Over the years, hotels have been slower to adopt data-driven marketing decisions and strategy development than other industries. COVID-19 is forcing hotels to accelerate that adoption. Those that welcome this transition are quickly gaining insights into how guest behaviors have evolved. Hoteliers are finding many age-old marketing practices no longer resonate as effectively because consumers expect to be treated as individuals.
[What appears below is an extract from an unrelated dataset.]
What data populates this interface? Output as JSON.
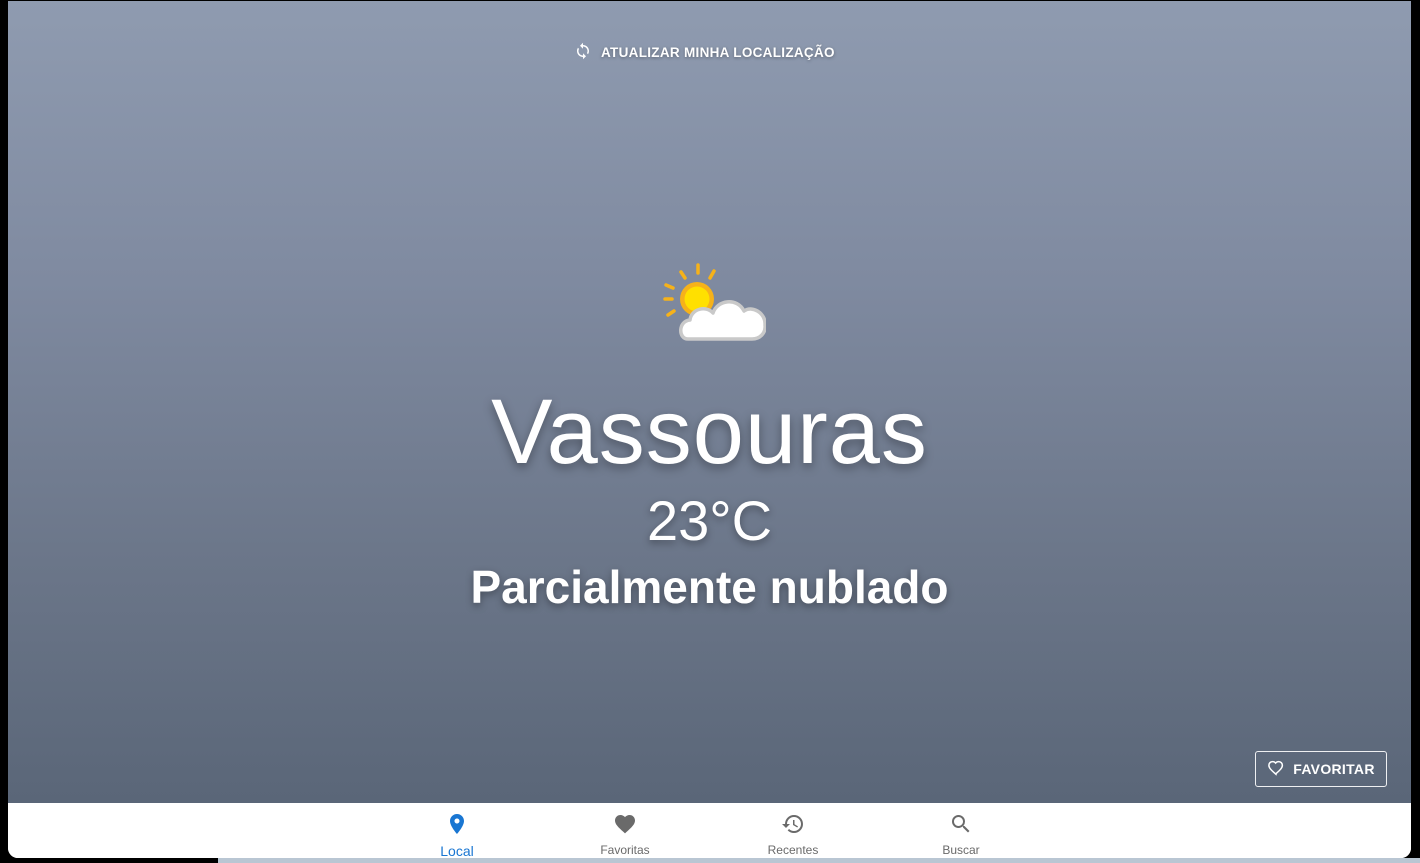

Hoteliers need to continue to move forward with a data-driven marketing approach that drives more personalized marketing that better resonates with different travelers. If they haven’t already, hoteliers should start focusing on advertising and marketing spend on regional feeder markets. Try offering stay-cation deals for locals, weekend getaway packages, special occasions, F&B packages and family packages. Plus, add the option of a bonus night on either side for your regional markets.
TIP: Work with Google to make paid marketing, such as SEM and GDN, work for your company.
Organic referrals and paid/performance marketing on Google contribute to an average of 50% of direct online room bookings. As the leading search engine, Google knows more about Internet users and online travel consumers than anyone else, so it is imperative that hoteliers incorporate Google into marketing efforts. As bookings start to increase again, pay attention to where guests are coming from. Use PPC remarketing to re-engage potential customers who have previously visited your property’s website but didn’t make a booking. Upload a .csv file of email addresses, and the ones that Google recognizes will be targeted with ads. Make sure to keep an eye on your own booking data in addition to industry and local market data to identify trends. Your own data may reveal opportunities unique to your hotel which can drive SEM and GDN campaign audiences, messaging and promotional offers.
TIP: Work with Google on organic marketing, such as SEO and content marketing.
Localization is taking on more significance now for attracting new and retaining old customers, making them feel comfortable with a hotel’s brand trustworthiness. Hotel marketers should leverage a relationship with Google to provide more local written and video content to improve the ranking in a search and the appeal of a guest staying at their property. In addition, making sure the property website is mobile-ready; having fast download speeds and mobile-friendly content because all of these factors into the Google algorithms. Mobile-friendly is very important for hoteliers because 70% of website visitors are now viewing lodging websites on mobile devices.
TIP: Leverage data to make the most out of a paid marketing campaign with Google.
Conduct analytics to understand your customers’ behaviors and preferences. Try to figure out what customers that have been locked at home for six-plus months are most likely to book and what deals may entice these cautious travelers to take the final step toward booking. Let data drive your strategy narrowing down your categories and bidding on AdWords. Be creative in developing unique and relevant content that resonates with customers and prospects.
What not to do
Avoid treating every potential customer the same. Don’t provide generic content. Just like other forms of marketing, targeting the right audience with the right message and offer is the best way to improve conversions and ROI. Also remember, that it’s not just the keywords and ad content that impacts results for Google paid marketing. You have to make sure your site is optimized, mobile-friendly and refreshed on a regular basis with new content. Paid marketing is not a silo within marketing — all levels of marketing have to work together to be successful.
Colleen Thorndike is director of data strategy at Valid, a global technology provider that offers a complete portfolio of solutions in payment, mobile, data and identity solutions, as well as digital marketing and digital certification.